Meine aktuelle Beitragsserie in der Fachzeitschrift Elektropraktiker gibt in den Ausgaben Februar 2021 bis Juni 2021 unter der Rubrik “Lernen und Können”  einen Überblick über die Entstehung, Struktur und Anwendung der für das Elektrohandwerk relevanten Normen. Es soll dem Leser eine Orientierungshilfe im Normendschungel geben und die Grundlagen der Normung und der Interpretation vermitteln.

 

Ich wünsche Ihnen viel Spaß beim lesen.

Karlsruhe, den 10.06.2021

Von der Erfindung zur VDE-Norm

Von der Erfindung zur VDE-Norm

Erfindungen der Elektrotechnik und die Rolle des VDE

Keine anderen technischen Erfindungen haben unsere Welt so geprägt wie Erfindungen der Elektrizität. Was heute in Form von elektrischer Energie mit all den Annehmlichkeiten uns zur Verfügung steht, musste erst einmal entdeckt und Begriffen werden. Im 17. Jahrhundert fand der Ingenieur Otto von Guericke als einer der ersten Forscher heraus, dass man durch Reibung Elektrizität erzeugen kann. Die Urkraft der Elektrizität waren Mitte des 18. Jahrhundert Blitze. Im Jahr 1752 wies Benjamin Franklin  die Elektrizität von Blitzen nach. Hierzu ließ er während eines Gewitters einen Drachen mit einem metallenen Schlüssel daran steigen. Franklins Experiment führte zur Erfindung des Blitzableiters in Form einer Metallstange, die auf dem Dach von Gebäuden die Blitze sozusagen anzieht und in den Boden ableitet. Man könnte demnach sagen, dass damit der Grundstein der Erkenntnisse der Elektrizität und der damit erforderlichen Vorkehrungen zum Beherrschen der Gefahren gelegt wurde. Im Jahr 1800 wurde von Alessandro Volta (Italien) die erste Batterie, die Volta Säule, entwickelt. Sie bestand aus vielen übereinander geschichteten Kupfer- und Zinkplättchen, zwischen denen sich in bestimmter regelmäßiger Folge elektrolytgetränkte Papp- oder Lederstücke befanden. Fast zeitgleich wurden von Johann Samuel Halle (1792) und Humphry Davy (1802) der Effekt des Lichtbogens beobachtet und zur Beleuchtung angewendet. Mit Voltas erster Batterie, der Volta-Säule, wurden damit eine elektrische Beleuchtung mit Bogenlampen realisiert. Die Anwendung der Elektrizität für Licht war geboren. In den darauffolgenden Jahrzehnten folgten weitere Erfindungen: 1821 der Elektromotor, 1831 der Generator und Transformator, 1878 erfand Thomas Edison (USA) und zeitgleich Joseph Swan (England) die Glühlampe. 1882 ging das erste kommerzielle Kraftwerk mit Stromzähler ans Netz.

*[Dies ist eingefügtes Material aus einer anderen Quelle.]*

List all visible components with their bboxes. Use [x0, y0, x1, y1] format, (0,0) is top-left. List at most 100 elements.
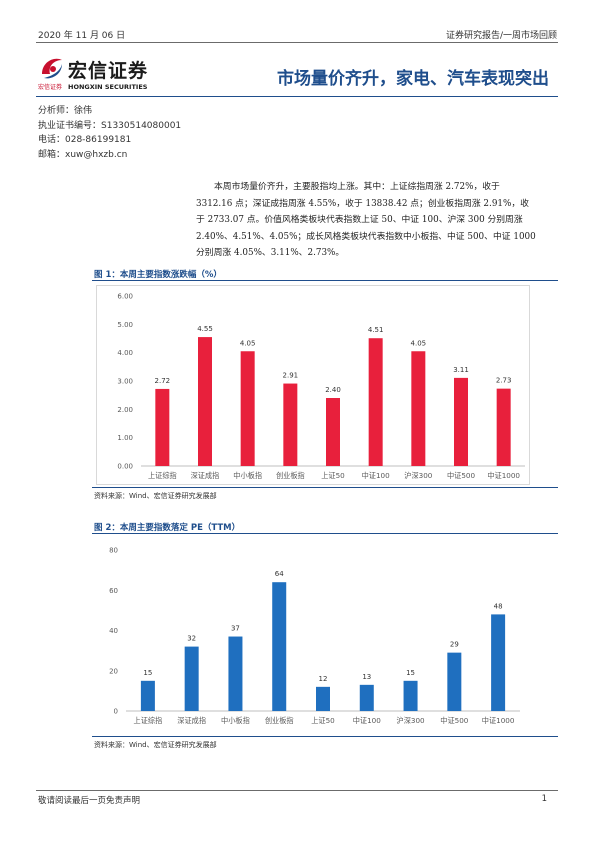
- y-tick-label: 0: [114, 708, 118, 716]
- analyst-info: 分析师：徐伟 执业证书编号：S1330514080001 电话：028-8619…: [38, 104, 181, 162]
- y-tick-label: 60: [109, 587, 118, 595]
- bar: [491, 614, 506, 711]
- bar: [496, 388, 511, 466]
- figure1-top-rule: [92, 280, 558, 281]
- x-tick-label: 中小板指: [233, 471, 262, 480]
- data-label: 3.11: [453, 366, 469, 374]
- x-tick-label: 中证100: [362, 471, 391, 480]
- summary-line: 本周市场量价齐升，主要股指均上涨。其中：上证综指周涨 2.72%，收于: [214, 182, 500, 192]
- analyst-cert: 执业证书编号：S1330514080001: [38, 120, 182, 131]
- bar: [184, 646, 199, 711]
- bar: [359, 684, 374, 711]
- x-tick-label: 中小板指: [221, 716, 250, 725]
- footer-rule: [36, 790, 558, 791]
- bar: [155, 388, 170, 466]
- y-tick-label: 4.00: [117, 349, 133, 357]
- x-tick-label: 中证1000: [487, 471, 520, 480]
- data-label: 64: [275, 570, 284, 578]
- y-tick-label: 6.00: [117, 293, 133, 301]
- figure1-source: 资料来源：Wind、宏信证券研究发展部: [94, 492, 217, 500]
- x-tick-label: 中证1000: [482, 716, 515, 725]
- x-tick-label: 上证综指: [134, 716, 163, 725]
- bar: [454, 377, 468, 466]
- x-tick-label: 深证成指: [177, 716, 206, 725]
- figure2-chart: 0 20 40 60 80 15 上证综指 32 深证成指 37 中小板指 64 创业板指 12 上证50 1…: [109, 547, 520, 725]
- summary-line: 3312.16 点；深证成指周涨 4.55%，收于 13838.42 点；创业板…: [196, 198, 529, 209]
- bar: [240, 351, 255, 466]
- data-label: 29: [450, 641, 459, 649]
- x-tick-label: 创业板指: [265, 716, 294, 725]
- summary-paragraph: 本周市场量价齐升，主要股指均上涨。其中：上证综指周涨 2.72%，收于 3312…: [196, 179, 560, 262]
- figure2-top-rule: [92, 533, 558, 534]
- y-tick-label: 1.00: [117, 434, 133, 442]
- figure1-title: 图 1：本周主要指数涨跌幅（%）: [94, 270, 222, 280]
- figure1-bottom-rule: [92, 487, 558, 488]
- bar: [447, 652, 462, 711]
- figure2-source: 资料来源：Wind、宏信证券研究发展部: [94, 741, 217, 749]
- bar: [283, 383, 298, 466]
- x-tick-label: 沪深300: [397, 716, 426, 725]
- bar: [368, 338, 383, 466]
- summary-line: 分别周涨 4.05%、3.11%、2.73%。: [196, 248, 345, 258]
- bar: [198, 337, 212, 466]
- data-label: 12: [319, 675, 328, 683]
- analyst-phone: 电话：028-86199181: [38, 135, 132, 145]
- analyst-email: 邮箱：xuw@hxzb.cn: [38, 149, 128, 160]
- report-type: 证券研究报告/一周市场回顾: [445, 31, 557, 41]
- report-date: 2020 年 11 月 06 日: [38, 31, 126, 41]
- bar: [326, 398, 340, 466]
- x-tick-label: 创业板指: [276, 471, 305, 480]
- x-tick-label: 上证50: [321, 471, 345, 480]
- page-title: 市场量价齐升，家电、汽车表现突出: [277, 69, 549, 89]
- footer-disclaimer: 敬请阅读最后一页免责声明: [38, 796, 141, 806]
- data-label: 4.51: [368, 326, 384, 334]
- data-label: 37: [231, 625, 240, 633]
- data-label: 2.40: [325, 386, 341, 394]
- figure1-frame: 0.00 1.00 2.00 3.00 4.00 5.00 6.00 2.72 上证综指 4.55…: [96, 285, 530, 485]
- page-number: 1: [541, 794, 547, 804]
- bar: [228, 636, 243, 711]
- title-rule: [36, 96, 558, 97]
- summary-line: 2.40%、4.51%、4.05%；成长风格类板块代表指数中小板指、中证 500…: [196, 231, 536, 242]
- data-label: 48: [494, 602, 503, 610]
- summary-line: 于 2733.07 点。价值风格类板块代表指数上证 50、中证 100、沪深 3…: [196, 215, 523, 225]
- figure2-frame: 0 20 40 60 80 15 上证综指 32 深证成指 37 中小板指 64 创业板指 12 上证50 1…: [96, 538, 528, 734]
- analyst-name: 分析师：徐伟: [38, 106, 93, 116]
- y-tick-label: 5.00: [117, 321, 133, 329]
- hongxin-logo-icon: [42, 58, 62, 79]
- data-label: 32: [187, 635, 196, 643]
- x-tick-label: 中证500: [440, 716, 469, 725]
- figure2-title: 图 2：本周主要指数落定 PE（TTM）: [94, 523, 241, 533]
- x-tick-label: 中证100: [353, 716, 382, 725]
- data-label: 4.05: [411, 339, 427, 347]
- x-tick-label: 深证成指: [191, 471, 220, 480]
- logo-name-cn: 宏信证券: [68, 60, 149, 82]
- x-tick-label: 上证综指: [148, 471, 177, 480]
- data-label: 2.73: [496, 377, 512, 385]
- bar: [272, 582, 287, 711]
- y-tick-label: 0.00: [117, 463, 133, 471]
- y-tick-label: 2.00: [117, 406, 133, 414]
- bar: [403, 680, 418, 711]
- logo-name-en: HONGXIN SECURITIES: [68, 83, 148, 91]
- x-tick-label: 上证50: [311, 716, 335, 725]
- bar: [140, 680, 155, 711]
- bar: [316, 686, 330, 711]
- figure2-bottom-rule: [92, 736, 558, 737]
- figure1-chart: 0.00 1.00 2.00 3.00 4.00 5.00 6.00 2.72 上证综指 4.55…: [117, 293, 525, 480]
- data-label: 15: [143, 669, 152, 677]
- bar: [411, 351, 426, 466]
- header-rule: [36, 42, 558, 43]
- company-logo: 宏信证券 宏信证券 HONGXIN SECURITIES: [38, 52, 158, 92]
- data-label: 13: [362, 673, 371, 681]
- logo-small-cn: 宏信证券: [38, 84, 63, 91]
- data-label: 4.05: [240, 339, 256, 347]
- data-label: 4.55: [197, 325, 213, 333]
- data-label: 2.91: [283, 372, 299, 380]
- data-label: 15: [406, 669, 415, 677]
- y-tick-label: 20: [109, 667, 118, 675]
- y-tick-label: 3.00: [117, 378, 133, 386]
- y-tick-label: 80: [109, 547, 118, 555]
- y-tick-label: 40: [109, 627, 118, 635]
- x-tick-label: 中证500: [447, 471, 476, 480]
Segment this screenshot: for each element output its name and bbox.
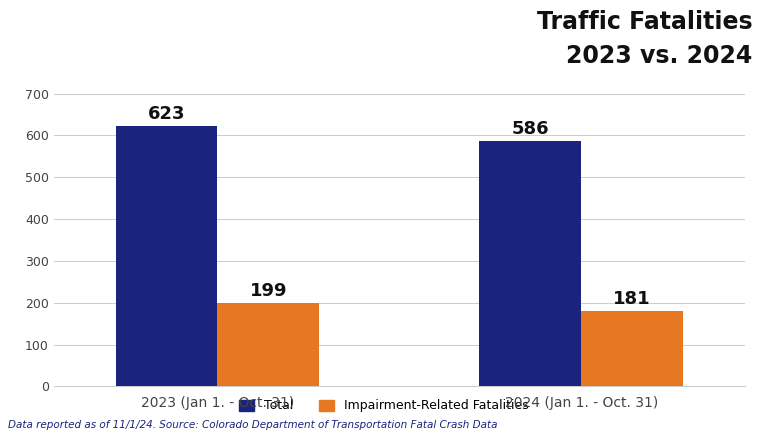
Bar xyxy=(116,126,217,386)
Text: 586: 586 xyxy=(511,121,549,138)
Bar xyxy=(479,141,581,386)
Bar xyxy=(581,311,683,386)
Text: Traffic Fatalities: Traffic Fatalities xyxy=(537,10,753,34)
Text: 199: 199 xyxy=(250,282,287,300)
Text: 2023 vs. 2024: 2023 vs. 2024 xyxy=(566,44,753,68)
Text: 623: 623 xyxy=(147,105,185,123)
Text: Data reported as of 11/1/24. Source: Colorado Department of Transportation Fatal: Data reported as of 11/1/24. Source: Col… xyxy=(8,420,497,430)
Bar xyxy=(217,303,319,386)
Legend: Total, Impairment-Related Fatalities: Total, Impairment-Related Fatalities xyxy=(240,400,528,413)
Text: 181: 181 xyxy=(614,290,651,308)
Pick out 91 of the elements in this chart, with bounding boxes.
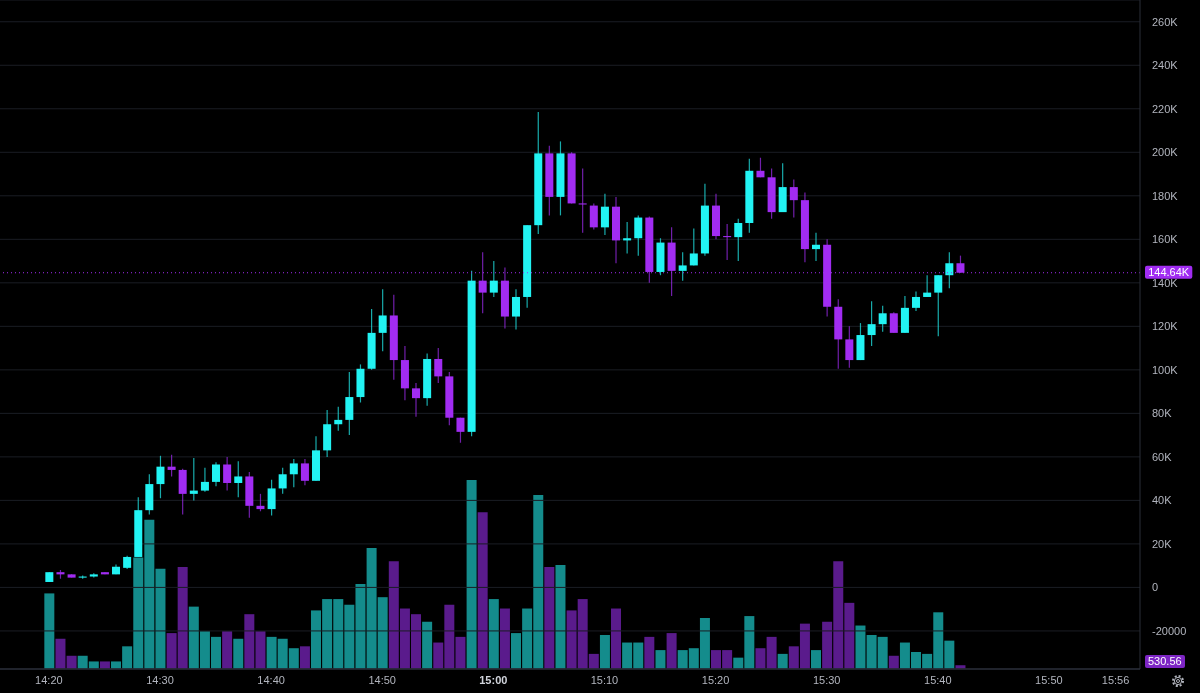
bar	[233, 638, 244, 669]
y-tick-label: -20000	[1152, 624, 1187, 637]
bar	[599, 634, 610, 669]
y-tick-label: 60K	[1152, 450, 1173, 463]
bar	[66, 655, 77, 669]
y-tick-label: 240K	[1152, 59, 1179, 72]
candlestick	[345, 371, 354, 436]
bar	[544, 566, 555, 669]
x-tick-label: 15:20	[701, 673, 730, 686]
y-tick-label: 220K	[1152, 102, 1179, 115]
candlestick	[278, 467, 287, 495]
candlestick	[689, 227, 698, 267]
bar	[44, 593, 55, 669]
x-tick-label: 14:50	[368, 673, 396, 686]
candlestick	[623, 221, 632, 255]
candlestick	[912, 290, 920, 312]
candlestick	[923, 274, 932, 298]
candlestick	[234, 460, 243, 498]
bar	[222, 631, 233, 669]
ref-line-label: 144.64K	[1148, 266, 1190, 279]
candlestick	[578, 168, 587, 234]
candlestick	[678, 251, 687, 282]
candlestick	[512, 288, 520, 331]
candlestick	[867, 300, 876, 347]
bar	[777, 653, 788, 669]
y-tick-label: 80K	[1152, 407, 1173, 420]
bar	[422, 621, 433, 669]
candlestick	[334, 406, 343, 432]
bar	[811, 650, 821, 669]
bar	[855, 625, 866, 669]
candlestick	[456, 417, 465, 444]
candlestick	[600, 193, 609, 236]
y-tick-label: 0	[1152, 581, 1159, 594]
bar	[499, 608, 510, 669]
candlestick	[267, 479, 276, 517]
candlestick	[156, 455, 165, 499]
candlestick	[178, 468, 187, 516]
bar	[888, 655, 899, 669]
y-tick-label: 120K	[1152, 320, 1179, 333]
y-tick-label: 40K	[1152, 494, 1173, 507]
candlestick	[289, 458, 298, 488]
y-tick-label: 180K	[1152, 189, 1179, 202]
candlestick	[223, 456, 232, 492]
x-tick-label: 15:50	[1035, 673, 1063, 686]
bar	[666, 633, 677, 669]
x-tick-label: 15:40	[924, 673, 952, 686]
candlestick	[378, 288, 387, 352]
candlestick	[845, 325, 854, 369]
candlestick	[412, 382, 420, 418]
candlestick	[589, 202, 598, 231]
candlestick	[789, 178, 798, 219]
y-tick-label: 100K	[1152, 363, 1179, 376]
x-tick-label: 15:00	[479, 673, 508, 686]
candlestick	[300, 458, 309, 486]
y-tick-label: 260K	[1152, 15, 1179, 28]
x-tick-label: 14:30	[146, 673, 174, 686]
text: 530.56	[1145, 655, 1185, 668]
candlestick	[212, 461, 220, 487]
bar	[477, 512, 488, 669]
bar	[611, 608, 621, 669]
y-tick-label: 20K	[1152, 537, 1173, 550]
x-tick-label: 15:56	[1101, 673, 1130, 686]
candlestick	[878, 305, 887, 333]
bar	[55, 638, 66, 669]
y-tick-label: 140K	[1152, 276, 1179, 289]
bar	[466, 480, 477, 669]
candlestick	[934, 274, 943, 337]
bar	[766, 636, 777, 669]
candlestick	[189, 457, 198, 501]
bar	[655, 650, 666, 669]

Parallel erfolgte in den Jahren 1847 bis 1931 der berühmte Stromkrieg zwischen Thomas Edison und Goerge Westinghouse. Während Edison die Gleichspannung favorisierte, favorisierte Westingshouse die Wechselspannung, als die geeignetere Technik für die großflächige Versorgung elektrischer Energie. Bereits in diesen Jahren stellten sich die ersten Frage, welche Technik sich langfristig durchsetzen sollte. Bereits zum damaligen Zeitpunkt war den Pionieren der Elektrotechnik klar, dass die Anwendung von Elektrizität auch mit Risiken für Menschen und Sachgüter verbunden sind. Im Jahr 1881 wurde der Zahnarzt Alfred P. Southwick zufällig Zeuge eines Unfalls, bei dem ein betrunkener Mann einen Stromgenerator berührte und sofort starb. Im Zuge des Stromkrieges zwischen Edison und Westinghouse versuchte Edison die, von Westinghouse favorisierte, Wechselspannung als Lebensgefährlich darzustellen, worauf Harold P. Brown, ein Mitarbeiter von Edison, den elektrischen Stuhl als Hinrichtungsmaschine entwickelte.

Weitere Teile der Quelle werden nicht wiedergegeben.